The City of Isanti will be forced to make some unpopular changes as it struggles to recover
from the recession over the next two years, including the forcible
annexation of nearly two dozen properties and a steep hike in sewer
fees, according to Mayor George Wimmer.
The City of Isanti will be forced to make some unpopular changes as it struggles to recover from the recession over the next two years, including the forcible annexation of nearly two dozen properties and a steep hike in sewer fees, according to Mayor George Wimmer.
Wimmer’s predictions came as part of a State of the City address he made to members of the Isanti Area Chamber of Commerce on Wednesday, Feb. 16, in which he detailed some of the most pressing problems in Isanti’s near future, and what he described as painful but unavoidable adjustments that would have to be made.
According to Wimmer, city-funded expansions to infrastructure east of Hwy. 65 begun by the previous mayor and council have left the city under a back-breaking debt. The project, which is paid for through the sewer and water fund, relied on a rate of growth of nearly 140 homes in Isanti each year for 10 years—a rate that Isanti has fallen well short of during the recession.
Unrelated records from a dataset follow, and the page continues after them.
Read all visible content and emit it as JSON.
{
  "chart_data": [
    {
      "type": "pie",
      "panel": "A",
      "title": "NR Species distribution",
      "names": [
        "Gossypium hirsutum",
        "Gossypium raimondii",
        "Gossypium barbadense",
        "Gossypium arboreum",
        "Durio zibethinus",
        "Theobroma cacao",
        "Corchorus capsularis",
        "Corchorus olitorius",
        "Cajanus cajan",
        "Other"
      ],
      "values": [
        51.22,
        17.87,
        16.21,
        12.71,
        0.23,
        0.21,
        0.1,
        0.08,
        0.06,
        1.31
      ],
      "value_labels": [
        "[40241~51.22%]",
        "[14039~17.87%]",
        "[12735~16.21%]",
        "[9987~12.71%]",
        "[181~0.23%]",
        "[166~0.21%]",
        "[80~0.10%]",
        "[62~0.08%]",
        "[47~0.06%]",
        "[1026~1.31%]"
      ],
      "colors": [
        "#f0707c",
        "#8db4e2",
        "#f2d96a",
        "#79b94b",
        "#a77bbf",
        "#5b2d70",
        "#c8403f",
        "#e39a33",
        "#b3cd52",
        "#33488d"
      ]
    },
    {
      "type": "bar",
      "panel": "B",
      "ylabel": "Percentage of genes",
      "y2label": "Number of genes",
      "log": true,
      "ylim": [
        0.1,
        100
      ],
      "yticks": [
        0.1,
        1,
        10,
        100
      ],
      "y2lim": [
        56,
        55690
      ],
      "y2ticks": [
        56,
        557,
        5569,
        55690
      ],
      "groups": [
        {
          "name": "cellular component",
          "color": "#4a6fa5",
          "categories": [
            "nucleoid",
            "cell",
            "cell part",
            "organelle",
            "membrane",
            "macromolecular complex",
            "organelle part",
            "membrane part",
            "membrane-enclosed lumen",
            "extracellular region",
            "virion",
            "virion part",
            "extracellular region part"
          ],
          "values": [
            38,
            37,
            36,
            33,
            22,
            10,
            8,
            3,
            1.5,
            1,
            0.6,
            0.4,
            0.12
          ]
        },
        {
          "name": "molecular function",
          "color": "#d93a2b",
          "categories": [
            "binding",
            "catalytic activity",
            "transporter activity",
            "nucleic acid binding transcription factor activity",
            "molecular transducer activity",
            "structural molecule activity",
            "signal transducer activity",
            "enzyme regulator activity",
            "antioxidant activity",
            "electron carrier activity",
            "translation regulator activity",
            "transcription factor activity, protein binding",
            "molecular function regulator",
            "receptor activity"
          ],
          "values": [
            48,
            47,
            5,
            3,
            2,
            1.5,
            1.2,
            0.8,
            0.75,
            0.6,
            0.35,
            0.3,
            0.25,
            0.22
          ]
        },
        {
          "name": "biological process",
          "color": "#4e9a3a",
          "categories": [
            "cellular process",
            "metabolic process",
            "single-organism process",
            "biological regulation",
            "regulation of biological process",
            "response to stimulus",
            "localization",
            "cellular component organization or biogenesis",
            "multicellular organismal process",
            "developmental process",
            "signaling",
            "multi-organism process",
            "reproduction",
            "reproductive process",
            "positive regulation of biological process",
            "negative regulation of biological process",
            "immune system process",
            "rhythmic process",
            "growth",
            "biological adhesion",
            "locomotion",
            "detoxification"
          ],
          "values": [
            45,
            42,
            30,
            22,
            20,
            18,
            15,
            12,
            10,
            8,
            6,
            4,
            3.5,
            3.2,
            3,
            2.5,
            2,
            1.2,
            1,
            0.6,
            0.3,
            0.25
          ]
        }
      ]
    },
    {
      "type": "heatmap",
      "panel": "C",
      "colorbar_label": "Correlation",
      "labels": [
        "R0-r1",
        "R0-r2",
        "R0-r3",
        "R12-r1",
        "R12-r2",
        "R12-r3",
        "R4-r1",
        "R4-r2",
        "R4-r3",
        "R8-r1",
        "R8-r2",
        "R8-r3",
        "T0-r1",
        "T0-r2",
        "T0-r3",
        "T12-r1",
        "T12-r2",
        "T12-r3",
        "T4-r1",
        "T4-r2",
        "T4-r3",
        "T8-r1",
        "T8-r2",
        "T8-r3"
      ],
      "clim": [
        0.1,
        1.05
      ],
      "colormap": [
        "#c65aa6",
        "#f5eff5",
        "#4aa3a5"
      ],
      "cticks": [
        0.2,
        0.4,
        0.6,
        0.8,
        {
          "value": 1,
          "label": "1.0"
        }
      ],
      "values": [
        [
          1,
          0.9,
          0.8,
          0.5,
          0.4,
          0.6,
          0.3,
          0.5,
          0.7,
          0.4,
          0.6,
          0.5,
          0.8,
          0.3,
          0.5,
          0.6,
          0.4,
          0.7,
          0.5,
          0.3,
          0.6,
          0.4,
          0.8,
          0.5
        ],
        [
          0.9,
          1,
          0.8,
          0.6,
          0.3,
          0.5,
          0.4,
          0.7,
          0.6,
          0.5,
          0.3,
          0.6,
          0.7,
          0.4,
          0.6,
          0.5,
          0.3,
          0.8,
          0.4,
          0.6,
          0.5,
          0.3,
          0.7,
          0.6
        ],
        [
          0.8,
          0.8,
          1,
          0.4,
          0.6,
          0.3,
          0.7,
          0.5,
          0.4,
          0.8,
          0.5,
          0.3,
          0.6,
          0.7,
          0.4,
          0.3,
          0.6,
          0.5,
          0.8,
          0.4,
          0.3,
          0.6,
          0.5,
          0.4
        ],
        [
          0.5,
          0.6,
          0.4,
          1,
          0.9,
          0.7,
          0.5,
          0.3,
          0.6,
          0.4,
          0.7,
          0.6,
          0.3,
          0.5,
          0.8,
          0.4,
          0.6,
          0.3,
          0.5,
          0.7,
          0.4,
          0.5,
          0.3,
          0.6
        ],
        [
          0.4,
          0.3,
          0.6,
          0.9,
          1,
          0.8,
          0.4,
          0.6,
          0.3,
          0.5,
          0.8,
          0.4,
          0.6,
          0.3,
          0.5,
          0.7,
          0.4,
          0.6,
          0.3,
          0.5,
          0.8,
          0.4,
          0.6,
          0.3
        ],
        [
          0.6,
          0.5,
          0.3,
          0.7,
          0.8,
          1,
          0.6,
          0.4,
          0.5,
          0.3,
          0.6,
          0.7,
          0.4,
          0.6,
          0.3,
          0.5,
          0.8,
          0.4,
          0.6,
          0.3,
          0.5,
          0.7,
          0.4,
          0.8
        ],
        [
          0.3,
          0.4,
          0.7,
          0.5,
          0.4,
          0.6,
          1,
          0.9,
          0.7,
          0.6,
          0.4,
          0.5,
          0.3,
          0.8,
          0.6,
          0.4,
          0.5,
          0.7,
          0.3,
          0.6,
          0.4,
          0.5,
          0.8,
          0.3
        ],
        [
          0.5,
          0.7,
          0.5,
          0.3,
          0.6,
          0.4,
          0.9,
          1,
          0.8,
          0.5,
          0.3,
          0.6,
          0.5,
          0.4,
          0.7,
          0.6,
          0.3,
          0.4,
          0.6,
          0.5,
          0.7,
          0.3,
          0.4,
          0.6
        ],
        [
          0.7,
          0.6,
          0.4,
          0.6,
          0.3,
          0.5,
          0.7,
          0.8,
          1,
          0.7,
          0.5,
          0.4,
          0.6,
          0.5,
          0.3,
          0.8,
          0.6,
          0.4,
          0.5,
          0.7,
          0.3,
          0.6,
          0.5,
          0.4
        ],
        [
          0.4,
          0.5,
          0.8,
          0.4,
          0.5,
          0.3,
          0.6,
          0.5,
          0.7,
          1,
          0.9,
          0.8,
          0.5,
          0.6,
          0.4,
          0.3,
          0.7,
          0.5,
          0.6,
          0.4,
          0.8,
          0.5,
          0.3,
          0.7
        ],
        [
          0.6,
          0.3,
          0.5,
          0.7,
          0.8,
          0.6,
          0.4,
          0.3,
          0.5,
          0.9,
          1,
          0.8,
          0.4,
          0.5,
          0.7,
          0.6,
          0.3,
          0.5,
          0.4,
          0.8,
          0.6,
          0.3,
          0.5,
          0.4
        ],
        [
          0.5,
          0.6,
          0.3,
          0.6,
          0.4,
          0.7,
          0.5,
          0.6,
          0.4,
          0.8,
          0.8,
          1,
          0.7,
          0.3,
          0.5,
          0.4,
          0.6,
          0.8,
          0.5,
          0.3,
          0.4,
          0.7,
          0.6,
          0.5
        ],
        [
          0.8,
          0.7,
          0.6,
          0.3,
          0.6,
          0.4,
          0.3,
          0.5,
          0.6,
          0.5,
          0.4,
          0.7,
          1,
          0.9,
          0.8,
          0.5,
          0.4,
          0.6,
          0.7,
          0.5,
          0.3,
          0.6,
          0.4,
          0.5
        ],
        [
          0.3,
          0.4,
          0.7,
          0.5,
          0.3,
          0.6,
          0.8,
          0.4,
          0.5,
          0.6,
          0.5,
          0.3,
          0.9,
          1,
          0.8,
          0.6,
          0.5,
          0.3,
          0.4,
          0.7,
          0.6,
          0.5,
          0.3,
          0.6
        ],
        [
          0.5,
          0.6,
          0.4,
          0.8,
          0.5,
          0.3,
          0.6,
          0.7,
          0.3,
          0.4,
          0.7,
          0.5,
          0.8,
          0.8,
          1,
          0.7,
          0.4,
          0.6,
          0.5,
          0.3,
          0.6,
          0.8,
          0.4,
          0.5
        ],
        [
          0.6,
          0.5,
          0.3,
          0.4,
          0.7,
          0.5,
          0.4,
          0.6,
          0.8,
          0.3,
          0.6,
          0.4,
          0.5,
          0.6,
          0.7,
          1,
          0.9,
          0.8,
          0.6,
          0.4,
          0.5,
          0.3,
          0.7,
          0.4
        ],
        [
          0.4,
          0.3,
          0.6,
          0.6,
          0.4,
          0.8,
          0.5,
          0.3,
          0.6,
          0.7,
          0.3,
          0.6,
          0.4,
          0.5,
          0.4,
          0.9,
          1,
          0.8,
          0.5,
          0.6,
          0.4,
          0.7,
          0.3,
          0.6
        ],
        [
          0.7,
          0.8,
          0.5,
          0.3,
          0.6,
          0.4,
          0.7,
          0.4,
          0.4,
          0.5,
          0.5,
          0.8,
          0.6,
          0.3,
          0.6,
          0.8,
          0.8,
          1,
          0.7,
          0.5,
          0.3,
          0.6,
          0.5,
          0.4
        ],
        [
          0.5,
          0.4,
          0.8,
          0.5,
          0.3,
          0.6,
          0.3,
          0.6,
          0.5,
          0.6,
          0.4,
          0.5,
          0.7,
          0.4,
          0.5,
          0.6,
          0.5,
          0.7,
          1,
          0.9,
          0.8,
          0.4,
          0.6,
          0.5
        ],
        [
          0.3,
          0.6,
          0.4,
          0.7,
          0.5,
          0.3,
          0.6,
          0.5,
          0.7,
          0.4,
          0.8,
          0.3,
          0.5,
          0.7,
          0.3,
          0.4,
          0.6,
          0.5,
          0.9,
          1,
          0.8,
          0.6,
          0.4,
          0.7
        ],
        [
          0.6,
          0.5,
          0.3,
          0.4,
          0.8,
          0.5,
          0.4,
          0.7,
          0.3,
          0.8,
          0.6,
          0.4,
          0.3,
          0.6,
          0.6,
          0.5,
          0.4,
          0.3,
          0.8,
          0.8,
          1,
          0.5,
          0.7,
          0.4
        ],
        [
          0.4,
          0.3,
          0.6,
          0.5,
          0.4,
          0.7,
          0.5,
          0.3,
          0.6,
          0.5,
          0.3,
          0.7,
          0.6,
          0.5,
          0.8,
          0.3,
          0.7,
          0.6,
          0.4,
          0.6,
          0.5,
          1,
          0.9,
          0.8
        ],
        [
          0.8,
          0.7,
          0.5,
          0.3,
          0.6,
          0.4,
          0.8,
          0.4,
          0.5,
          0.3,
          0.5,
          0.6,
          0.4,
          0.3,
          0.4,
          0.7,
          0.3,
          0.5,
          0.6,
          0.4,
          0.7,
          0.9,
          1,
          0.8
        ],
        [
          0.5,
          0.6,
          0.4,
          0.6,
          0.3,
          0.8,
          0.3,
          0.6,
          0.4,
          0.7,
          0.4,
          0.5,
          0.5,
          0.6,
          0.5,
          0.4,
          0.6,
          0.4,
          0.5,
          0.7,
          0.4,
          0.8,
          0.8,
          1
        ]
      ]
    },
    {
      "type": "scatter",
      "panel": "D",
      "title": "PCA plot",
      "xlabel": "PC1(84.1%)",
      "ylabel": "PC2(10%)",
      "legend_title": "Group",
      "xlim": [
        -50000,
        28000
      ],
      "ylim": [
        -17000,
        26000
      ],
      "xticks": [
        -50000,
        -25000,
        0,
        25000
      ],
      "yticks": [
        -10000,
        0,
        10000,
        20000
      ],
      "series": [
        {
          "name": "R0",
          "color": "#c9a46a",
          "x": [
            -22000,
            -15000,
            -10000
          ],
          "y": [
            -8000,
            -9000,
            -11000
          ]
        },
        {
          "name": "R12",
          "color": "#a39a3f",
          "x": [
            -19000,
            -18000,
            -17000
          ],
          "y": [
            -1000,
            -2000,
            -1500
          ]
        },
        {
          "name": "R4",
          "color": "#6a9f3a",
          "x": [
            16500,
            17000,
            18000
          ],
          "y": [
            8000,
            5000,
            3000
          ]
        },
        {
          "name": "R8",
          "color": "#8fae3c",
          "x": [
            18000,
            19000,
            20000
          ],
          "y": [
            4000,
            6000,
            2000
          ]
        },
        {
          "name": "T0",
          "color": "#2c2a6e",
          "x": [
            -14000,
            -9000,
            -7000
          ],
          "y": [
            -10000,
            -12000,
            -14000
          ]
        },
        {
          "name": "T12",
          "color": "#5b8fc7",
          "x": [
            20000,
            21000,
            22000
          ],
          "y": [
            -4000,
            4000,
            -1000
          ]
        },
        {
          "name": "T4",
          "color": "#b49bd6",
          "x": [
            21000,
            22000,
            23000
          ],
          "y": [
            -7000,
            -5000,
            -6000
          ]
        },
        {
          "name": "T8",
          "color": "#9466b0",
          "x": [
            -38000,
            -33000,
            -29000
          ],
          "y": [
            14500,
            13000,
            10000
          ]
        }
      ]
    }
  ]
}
“Obviously, that’s not happened,” Wimmer said. “That’s not going to happen.”
Now Wimmer said the City Council must vote in April to raise sewer fees by roughly 30 percent for all Isanti residents in order to avoid bankrupting the fund.
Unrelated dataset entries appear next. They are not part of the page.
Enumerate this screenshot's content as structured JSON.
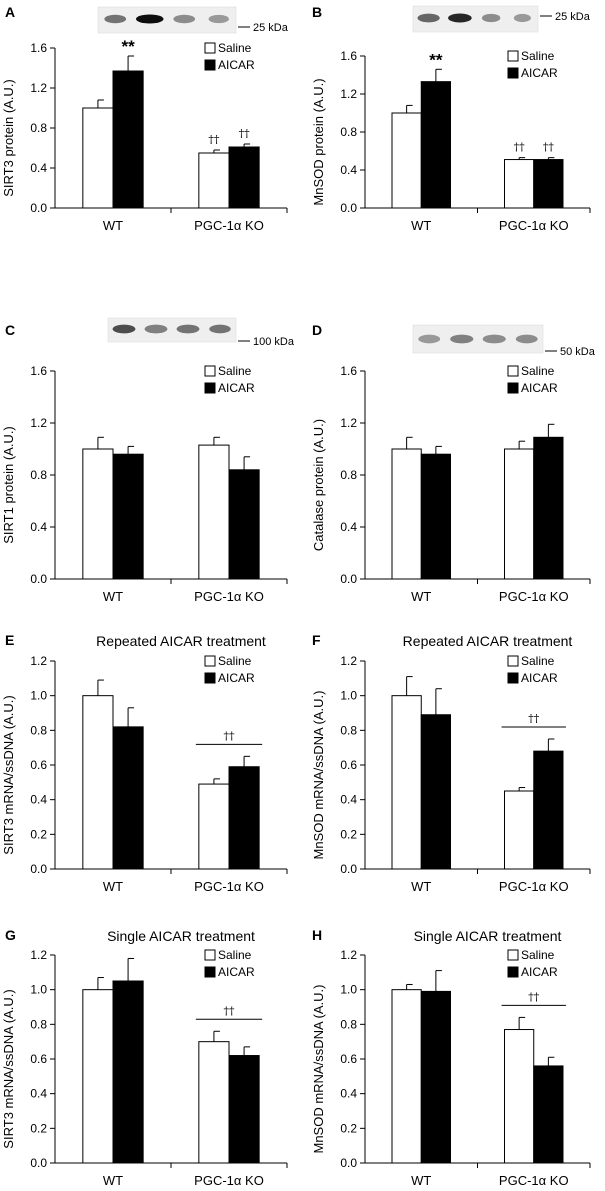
{
  "chart_data": [
    {
      "panel": "A",
      "type": "bar",
      "categories": [
        "WT",
        "PGC-1α KO"
      ],
      "series": [
        {
          "name": "Saline",
          "color": "#ffffff",
          "values": [
            1.0,
            0.55
          ],
          "errors": [
            0.08,
            0.03
          ]
        },
        {
          "name": "AICAR",
          "color": "#000000",
          "values": [
            1.37,
            0.61
          ],
          "errors": [
            0.15,
            0.03
          ]
        }
      ],
      "title": "",
      "xlabel": "",
      "ylabel": "SIRT3 protein (A.U.)",
      "ylim": [
        0,
        1.6
      ],
      "yticks": [
        "0.0",
        "0.4",
        "0.8",
        "1.2",
        "1.6"
      ],
      "legend": "top-right",
      "blot": {
        "lanes": 4,
        "marker": "25 kDa"
      },
      "annotations": [
        {
          "text": "**",
          "category": 0,
          "series": 1
        },
        {
          "text": "††",
          "category": 1,
          "series": 0
        },
        {
          "text": "††",
          "category": 1,
          "series": 1
        }
      ]
    },
    {
      "panel": "B",
      "type": "bar",
      "categories": [
        "WT",
        "PGC-1α KO"
      ],
      "series": [
        {
          "name": "Saline",
          "color": "#ffffff",
          "values": [
            1.0,
            0.51
          ],
          "errors": [
            0.08,
            0.02
          ]
        },
        {
          "name": "AICAR",
          "color": "#000000",
          "values": [
            1.33,
            0.51
          ],
          "errors": [
            0.13,
            0.02
          ]
        }
      ],
      "title": "",
      "xlabel": "",
      "ylabel": "MnSOD protein (A.U.)",
      "ylim": [
        0,
        1.6
      ],
      "yticks": [
        "0.0",
        "0.4",
        "0.8",
        "1.2",
        "1.6"
      ],
      "legend": "top-right",
      "blot": {
        "lanes": 4,
        "marker": "25 kDa"
      },
      "annotations": [
        {
          "text": "**",
          "category": 0,
          "series": 1
        },
        {
          "text": "††",
          "category": 1,
          "series": 0
        },
        {
          "text": "††",
          "category": 1,
          "series": 1
        }
      ]
    },
    {
      "panel": "C",
      "type": "bar",
      "categories": [
        "WT",
        "PGC-1α KO"
      ],
      "series": [
        {
          "name": "Saline",
          "color": "#ffffff",
          "values": [
            1.0,
            1.03
          ],
          "errors": [
            0.09,
            0.06
          ]
        },
        {
          "name": "AICAR",
          "color": "#000000",
          "values": [
            0.96,
            0.84
          ],
          "errors": [
            0.06,
            0.1
          ]
        }
      ],
      "title": "",
      "xlabel": "",
      "ylabel": "SIRT1 protein (A.U.)",
      "ylim": [
        0,
        1.6
      ],
      "yticks": [
        "0.0",
        "0.4",
        "0.8",
        "1.2",
        "1.6"
      ],
      "legend": "top-right",
      "blot": {
        "lanes": 4,
        "marker": "100 kDa"
      },
      "annotations": []
    },
    {
      "panel": "D",
      "type": "bar",
      "categories": [
        "WT",
        "PGC-1α KO"
      ],
      "series": [
        {
          "name": "Saline",
          "color": "#ffffff",
          "values": [
            1.0,
            1.0
          ],
          "errors": [
            0.09,
            0.06
          ]
        },
        {
          "name": "AICAR",
          "color": "#000000",
          "values": [
            0.96,
            1.09
          ],
          "errors": [
            0.06,
            0.1
          ]
        }
      ],
      "title": "",
      "xlabel": "",
      "ylabel": "Catalase protein (A.U.)",
      "ylim": [
        0,
        1.6
      ],
      "yticks": [
        "0.0",
        "0.4",
        "0.8",
        "1.2",
        "1.6"
      ],
      "legend": "top-right",
      "blot": {
        "lanes": 4,
        "marker": "50 kDa"
      },
      "annotations": []
    },
    {
      "panel": "E",
      "type": "bar",
      "categories": [
        "WT",
        "PGC-1α KO"
      ],
      "series": [
        {
          "name": "Saline",
          "color": "#ffffff",
          "values": [
            1.0,
            0.49
          ],
          "errors": [
            0.09,
            0.03
          ]
        },
        {
          "name": "AICAR",
          "color": "#000000",
          "values": [
            0.82,
            0.59
          ],
          "errors": [
            0.11,
            0.06
          ]
        }
      ],
      "title": "Repeated AICAR treatment",
      "xlabel": "",
      "ylabel": "SIRT3 mRNA/ssDNA (A.U.)",
      "ylim": [
        0,
        1.2
      ],
      "yticks": [
        "0.0",
        "0.2",
        "0.4",
        "0.6",
        "0.8",
        "1.0",
        "1.2"
      ],
      "legend": "top-right",
      "annotations": [
        {
          "text": "††",
          "category": 1,
          "bracket": true
        }
      ]
    },
    {
      "panel": "F",
      "type": "bar",
      "categories": [
        "WT",
        "PGC-1α KO"
      ],
      "series": [
        {
          "name": "Saline",
          "color": "#ffffff",
          "values": [
            1.0,
            0.45
          ],
          "errors": [
            0.11,
            0.02
          ]
        },
        {
          "name": "AICAR",
          "color": "#000000",
          "values": [
            0.89,
            0.68
          ],
          "errors": [
            0.15,
            0.07
          ]
        }
      ],
      "title": "Repeated AICAR treatment",
      "xlabel": "",
      "ylabel": "MnSOD mRNA/ssDNA (A.U.)",
      "ylim": [
        0,
        1.2
      ],
      "yticks": [
        "0.0",
        "0.2",
        "0.4",
        "0.6",
        "0.8",
        "1.0",
        "1.2"
      ],
      "legend": "top-right",
      "annotations": [
        {
          "text": "††",
          "category": 1,
          "bracket": true
        }
      ]
    },
    {
      "panel": "G",
      "type": "bar",
      "categories": [
        "WT",
        "PGC-1α KO"
      ],
      "series": [
        {
          "name": "Saline",
          "color": "#ffffff",
          "values": [
            1.0,
            0.7
          ],
          "errors": [
            0.07,
            0.06
          ]
        },
        {
          "name": "AICAR",
          "color": "#000000",
          "values": [
            1.05,
            0.62
          ],
          "errors": [
            0.13,
            0.05
          ]
        }
      ],
      "title": "Single AICAR treatment",
      "xlabel": "",
      "ylabel": "SIRT3 mRNA/ssDNA (A.U.)",
      "ylim": [
        0,
        1.2
      ],
      "yticks": [
        "0.0",
        "0.2",
        "0.4",
        "0.6",
        "0.8",
        "1.0",
        "1.2"
      ],
      "legend": "top-right",
      "annotations": [
        {
          "text": "††",
          "category": 1,
          "bracket": true
        }
      ]
    },
    {
      "panel": "H",
      "type": "bar",
      "categories": [
        "WT",
        "PGC-1α KO"
      ],
      "series": [
        {
          "name": "Saline",
          "color": "#ffffff",
          "values": [
            1.0,
            0.77
          ],
          "errors": [
            0.03,
            0.07
          ]
        },
        {
          "name": "AICAR",
          "color": "#000000",
          "values": [
            0.99,
            0.56
          ],
          "errors": [
            0.12,
            0.05
          ]
        }
      ],
      "title": "Single AICAR treatment",
      "xlabel": "",
      "ylabel": "MnSOD mRNA/ssDNA (A.U.)",
      "ylim": [
        0,
        1.2
      ],
      "yticks": [
        "0.0",
        "0.2",
        "0.4",
        "0.6",
        "0.8",
        "1.0",
        "1.2"
      ],
      "legend": "top-right",
      "annotations": [
        {
          "text": "††",
          "category": 1,
          "bracket": true
        }
      ]
    }
  ]
}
“There are times that I want to just yell and scream that this never should have happened,” Wimmer said. “And I voted against it, but these are the consequences of those actions and we have to do the responsible thing and make it work. You can’t walk away from it.”
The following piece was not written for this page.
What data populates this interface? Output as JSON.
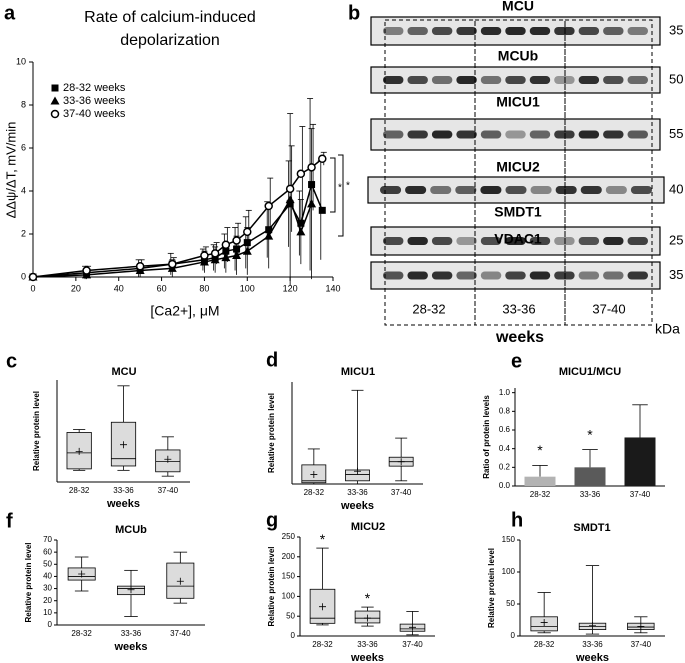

Wimmer also said the Council will take the unprecedented step of forcibly annexing 23 properties that fall within city boundaries but are not yet part of the city. The properties currently receive city services but pay taxes to Isanti Township instead. Wimmer said the move is something the Council has debated for a number of years, but ultimately decided in favor of because they found it unfair that city residents are required to pay for someone else’s “free ride.”
“None of us really like the idea of having to do it, but we’re at a point where we can’t continue to foot that bill,” Wimmer said.
Wimmer explained Isanti has experienced a $500,000 drop in tax capacity, meaning that even if the Council significantly raised property taxes––which Wimmer stressed it would not do—the city would still fall short of previous tax revenues because of the drop in home values. Property taxes, which account for 66 percent of the city’s revenue, have been set at 54 percent for residences in 2011, but that number may change when the final home valuations are released in March.
Wimmer said revenues had been choked further by an additional $500,000 in taxes and fees that has not yet been paid to the city, and he also anticipates a $300,000 cut in funding from the state government. Wimmer said while he understands some cuts are necessary, he faulted the state for its indecision on the issue. He also expressed frustration that in the midst of reducing its funding for cities, the state is finding ways to demand more money from them, such as a charge for water the city used for emergency purposes. The state already charges the city for the water it pumps for business and domestic uses, but the city is able to pay those fees by charging the property owners in turn.
Wimmer entreated the Chamber members to do their part by recruiting new businesses to the area. Wimmer said while city staff works hard to attract businesses, potential investors will pay more attention to the opinion of people already operating a business in Isanti. Only 13 percent of tax revenue in Isanti comes from commercial and industrial sources, compared to 74 percent from residential sources.
Despite these challenges, Wimmer said there are still reasons to see a bright future for Isanti. He highlighted some of the accomplishments the city had made in the past year, including the addition or expansion of four businesses using Tax Increment Funding, the successful negotiations with the law enforcement union to lower health care payments and the pavement of the last gravel road within city limits.
Wimmer also pointed to 2014 as a “Golden Year,” in which much of Isanti’s debt will be paid off, freeing up city funds for other uses.
“It’s one of the reasons I’m still very optimistic about our future,” Wimmer said. “It’s really a good picture once we get to that point.”